Non pensa che anche in Italia sia in atto una vera e propria criminalizzazione dei movimenti di protesta?
Certamente
si. E il dato è drammaticamente importante, basti guardare la vicenda
di Torino dove alcune persone sono ancora in carcere per reati di
resistenza che non sono reati di violenza. Non c’è neanche una vera e
propria accusa per i detenuti. Purtroppo è molto importante la sentenza
che c’è stata circa un mese fa, quando a due giovani che furono
arrestati dopo la manifestazione del 15 ottobre a Roma sono state
comminate pene pesantissime: cinque anni con rito abbreviato, cioè otto
anni secondo il rito ordinario. Pene che nessuno si attendeva e che
vanno molto oltre la media di queste pene.

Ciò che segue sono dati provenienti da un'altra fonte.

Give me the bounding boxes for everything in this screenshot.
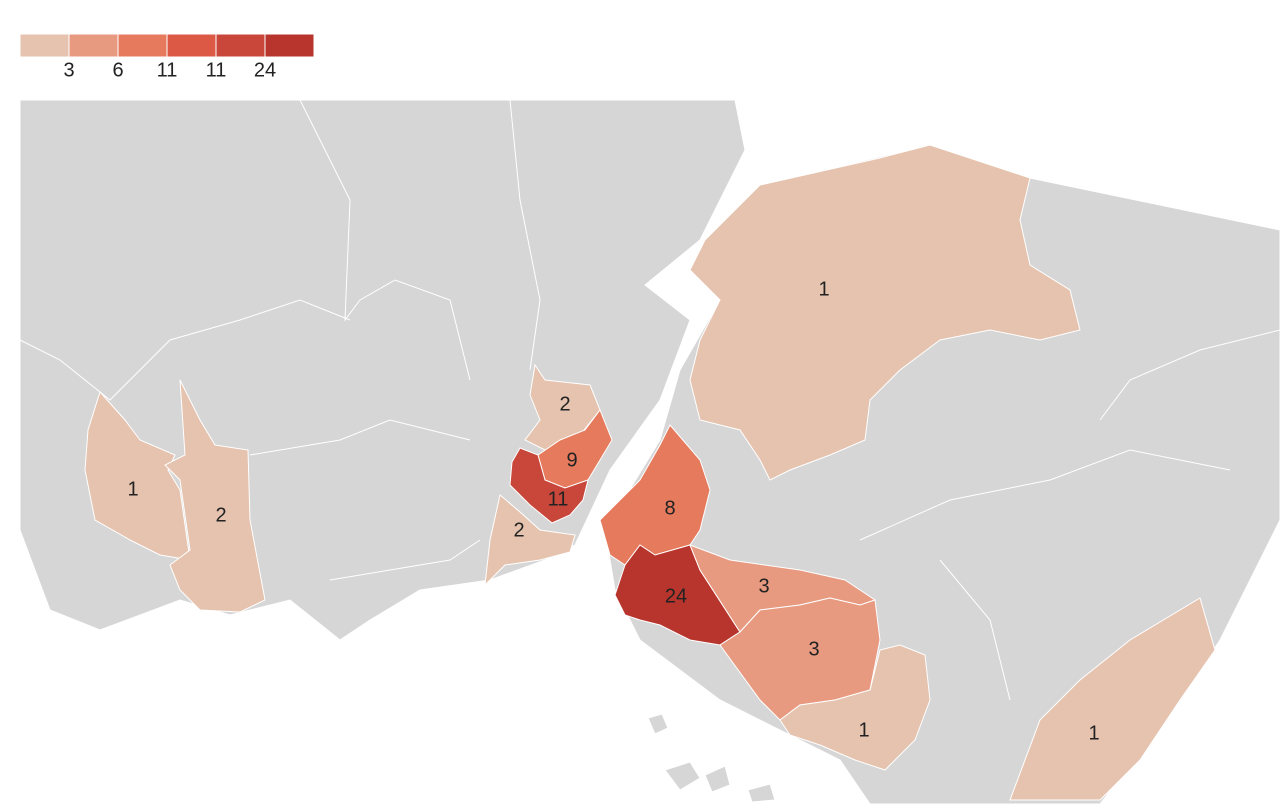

Da parte della magistratura
c’è un convinto adeguarsi rispetto a questa linea fortemente repressiva.
Fondamentale è anche il ruolo dei media.
La
storia dei media è duplice da una parte i corportat media o i main
stream che formano l’opinione pubblica e che per qualsiasi episodio
minimo fanno nascere delle gazzarre e dei can can amplificando di molto.

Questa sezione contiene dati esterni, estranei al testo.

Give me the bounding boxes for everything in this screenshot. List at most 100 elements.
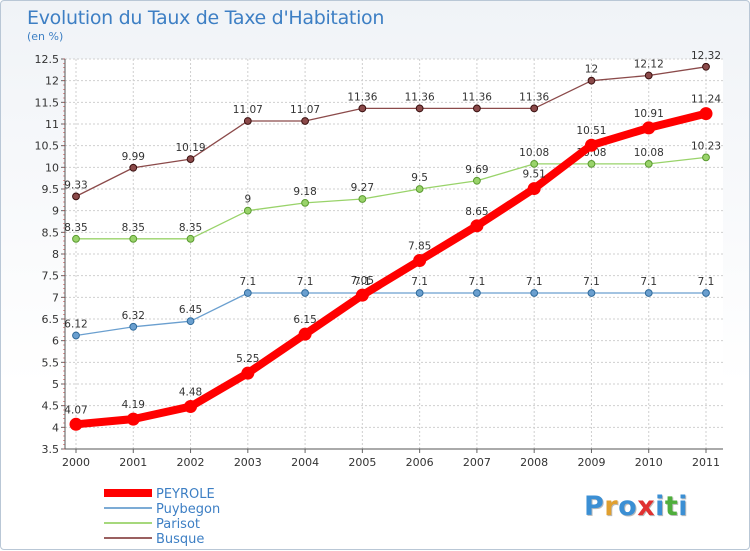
data-point [415, 104, 424, 113]
series-line-puybegon [75, 292, 707, 337]
y-tick-label: 4.5 [42, 400, 60, 413]
y-tick-label: 8 [52, 248, 59, 261]
x-tick-label: 2009 [577, 456, 605, 469]
legend-label-peyrole: PEYROLE [156, 487, 215, 502]
data-label: 8.35 [179, 222, 202, 234]
data-point [72, 192, 80, 201]
x-tick-label: 2011 [692, 456, 720, 469]
x-tick-label: 2007 [463, 456, 491, 469]
data-point [358, 104, 367, 113]
data-label: 6.15 [293, 314, 316, 326]
data-point [358, 195, 367, 203]
y-tick-label: 8.5 [42, 226, 60, 239]
data-label: 7.1 [698, 276, 715, 288]
data-label: 10.91 [634, 108, 664, 120]
data-label: 7.1 [583, 276, 600, 288]
data-label: 6.45 [179, 304, 202, 316]
y-tick-label: 5 [52, 378, 59, 391]
data-point [702, 62, 710, 71]
data-label: 8.35 [64, 222, 87, 234]
data-label: 12 [585, 64, 598, 76]
chart-subtitle: (en %) [27, 30, 64, 43]
logo-letter: o [618, 491, 638, 522]
data-label: 7.05 [351, 275, 374, 287]
data-point [69, 417, 83, 431]
data-label: 9.69 [465, 164, 488, 176]
data-label: 7.85 [408, 241, 431, 253]
x-tick-label: 2003 [234, 456, 262, 469]
data-point [184, 400, 198, 414]
data-label: 4.48 [179, 387, 202, 399]
data-label: 11.07 [233, 104, 263, 116]
data-point [699, 107, 713, 121]
data-point [415, 185, 424, 193]
logo-letter: x [637, 491, 656, 522]
data-point [584, 138, 598, 152]
data-label: 9.51 [522, 169, 545, 181]
data-point [186, 155, 195, 164]
data-label: 7.1 [354, 276, 371, 288]
data-point [129, 234, 138, 243]
data-label: 11.36 [462, 91, 492, 103]
data-label: 6.32 [122, 310, 145, 322]
data-label: 10.08 [634, 147, 664, 159]
logo-letter: r [604, 491, 619, 522]
data-label: 11.36 [405, 91, 435, 103]
data-label: 8.35 [122, 222, 145, 234]
data-point [642, 121, 656, 135]
data-point [298, 327, 312, 341]
data-label: 7.1 [640, 276, 657, 288]
data-label: 12.12 [634, 58, 664, 70]
data-point [301, 289, 309, 297]
legend-label-puybegon: Puybegon [156, 502, 220, 517]
data-label: 11.24 [691, 94, 721, 106]
data-label: 10.19 [176, 142, 206, 154]
data-label: 11.36 [519, 91, 549, 103]
x-tick-label: 2010 [635, 456, 663, 469]
y-tick-label: 7.5 [42, 270, 60, 283]
y-tick-label: 11.5 [35, 96, 60, 109]
data-point [470, 219, 484, 233]
data-label: 12.32 [691, 50, 721, 62]
data-label: 7.1 [411, 276, 428, 288]
legend-label-busque: Busque [156, 532, 204, 547]
data-point [473, 176, 481, 185]
data-label: 7.1 [297, 276, 314, 288]
y-tick-label: 10.5 [35, 140, 60, 153]
series-line-parisot [75, 156, 707, 240]
proxiti-logo: Proxiti [584, 491, 688, 522]
data-point [301, 117, 309, 125]
data-point [243, 289, 252, 297]
data-label: 4.19 [122, 399, 145, 411]
y-tick-label: 11 [45, 118, 59, 131]
data-point [644, 71, 653, 80]
data-point [587, 289, 596, 297]
y-tick-label: 12.5 [35, 53, 60, 66]
data-label: 9.5 [411, 172, 428, 184]
logo-letter: i [678, 491, 689, 522]
x-tick-label: 2004 [291, 456, 319, 469]
x-tick-label: 2006 [406, 456, 434, 469]
data-point [72, 234, 80, 243]
data-label: 5.25 [236, 353, 259, 365]
x-tick-label: 2000 [62, 456, 90, 469]
legend-label-parisot: Parisot [156, 517, 200, 532]
data-point [126, 412, 140, 426]
data-label: 10.51 [576, 125, 606, 137]
data-point [527, 182, 541, 196]
data-point [129, 163, 138, 172]
data-point [186, 317, 195, 326]
data-point [473, 289, 481, 297]
y-tick-label: 10 [45, 161, 59, 174]
data-label: 6.12 [64, 318, 87, 330]
data-label: 8.65 [465, 206, 488, 218]
series-line-busque [75, 66, 707, 198]
data-point [186, 234, 195, 243]
y-tick-label: 5.5 [42, 356, 60, 369]
series-line-peyrole [72, 109, 710, 429]
data-label: 7.1 [469, 276, 486, 288]
data-label: 9.99 [122, 151, 145, 163]
x-tick-label: 2001 [119, 456, 147, 469]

Ancora una volta la Val Susa è paradigmatica per molte cose: quando ad
esempio ci sono dei piccoli scontri o magari vengono lanciati dei sassi,
immediatamente i giornali ne parlano in prima pagina. Quando una
manifestazione come quella di ottobre ha una partecipazione di decine di
migliaia di persone, il fatto viene relegato nelle pagine interne e non
viene utilizzato. Il problema è proprio questo: l’utilizzo di queste
notizie. Ed anche il lessico è fondamentale, infatti succede spesso che
ci siano delle contestazioni verbali, che rimangono solo verbali, che
magari non saranno molto educate, ma rimangono solo verbali ripeto e che
vengono bollate dai giornali come violenza e terrorismo. Dall’altra, i
media indipendenti fanno in modo che quello che avviene sia sotto
l’occhio di tutti, perché poi viene diffuso su tutta la rete in maniera
virale tramite ogni mezzo. Ancora una volta dobbiamo risalire a Genova,
la presenza di centinaia di persone che giravano con la telecamera ha
fatto sì che si riuscisse ad avere ad una grande quantità di materiale
che poi è stato molto utilizzato anche nei processi per smontare false
accuse. Il caso della Grecia [il caso è del fotoreporter brutalmente
picchiato dalla polizia, ndr] non è il primo. Chi cerca di documentare
quel che succedendo può essere vittima delle attenzioni della polizia.
Un ultimo episodio di questi giorni è poi che l’accesso al cantiere del
tav è stato vietato ad alcuni giornalisti. Alcuni possono entrare e sono
embedded (esattamente come in una situazione di guerra) altri invece
non sono graditi dalle autorità e vengono bellamente esclusi privando il
diritto di tutti noi quello di sapere ciò che accade.